The erratic behavior of Pluto's moons is the fault of the dynamically shifting gravitational field created by Pluto and Charon. For many years it was thought that Charon was Pluto's lone moon, but in the past decade astronomers have discovered four minor moons orbiting what is really a binary planet system, made up of Pluto and Charon mutually orbiting a center of gravity between the them.

In other words, Pluto and Charon are like twin bodies engaged in an eternal and rambunctious dance, while four smaller moons orbit the pair. But the gravitational field created by this dance is much more complex than the one generated by the simple rotation of Earth. This fact, combined with the oblong shape of the smaller moons, is what the researchers believe causes their odd movements.
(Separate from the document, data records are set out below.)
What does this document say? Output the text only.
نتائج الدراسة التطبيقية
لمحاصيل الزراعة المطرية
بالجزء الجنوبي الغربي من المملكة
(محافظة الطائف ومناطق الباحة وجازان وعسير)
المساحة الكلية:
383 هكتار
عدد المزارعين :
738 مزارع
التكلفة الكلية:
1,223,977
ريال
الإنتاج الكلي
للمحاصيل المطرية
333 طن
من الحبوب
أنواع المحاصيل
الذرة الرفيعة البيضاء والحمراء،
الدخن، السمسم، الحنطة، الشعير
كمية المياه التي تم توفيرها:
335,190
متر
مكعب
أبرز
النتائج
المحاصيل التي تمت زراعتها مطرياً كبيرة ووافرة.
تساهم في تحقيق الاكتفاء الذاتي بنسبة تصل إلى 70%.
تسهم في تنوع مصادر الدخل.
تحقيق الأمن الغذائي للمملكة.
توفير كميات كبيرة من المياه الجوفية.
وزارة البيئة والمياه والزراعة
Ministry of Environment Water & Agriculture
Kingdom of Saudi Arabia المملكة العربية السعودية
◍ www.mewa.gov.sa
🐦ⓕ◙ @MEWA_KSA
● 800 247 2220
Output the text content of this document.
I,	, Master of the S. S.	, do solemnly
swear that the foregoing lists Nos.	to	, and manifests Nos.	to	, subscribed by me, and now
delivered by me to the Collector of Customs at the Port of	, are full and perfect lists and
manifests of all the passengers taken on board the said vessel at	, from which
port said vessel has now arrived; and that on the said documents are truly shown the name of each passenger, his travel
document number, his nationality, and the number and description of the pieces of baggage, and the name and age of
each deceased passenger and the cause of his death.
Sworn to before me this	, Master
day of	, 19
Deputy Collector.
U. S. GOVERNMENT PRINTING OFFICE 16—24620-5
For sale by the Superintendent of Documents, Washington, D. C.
While the smaller movements and orientations of the moons are hard to predict, their orbital paths around Pluto and Charon are surprisingly predictable, the scientists found. It's a bit like a person who is able to walk along a path and consistently arrive at their destination without a problem, despite the fact that they might take a drastically different approach to each step. They might progress down their path partly walking forwards, partly walking backwards, and partly walking on their hands, for example -- this is one way to think of how Nix and Hydra (and presumably the other two minor moons, Kerberos and Styx) approach their orbital paths.

Aside from providing new insight into the world of one of our solar system's most maligned bodies, the new discoveries will also help inform the New Horizons spacecraft's fly-by of the region next month. It could also be helpful in understanding how distant planets orbit binary star systems.

Thanks to Kepler and other space telescopes, there's evidence that worlds straight out of Star Wars may actually orbit distant twin stars.

"We are learning that chaos may be a common trait of binary systems," Hamilton said. "It might even have consequences for life on planets orbiting binary stars."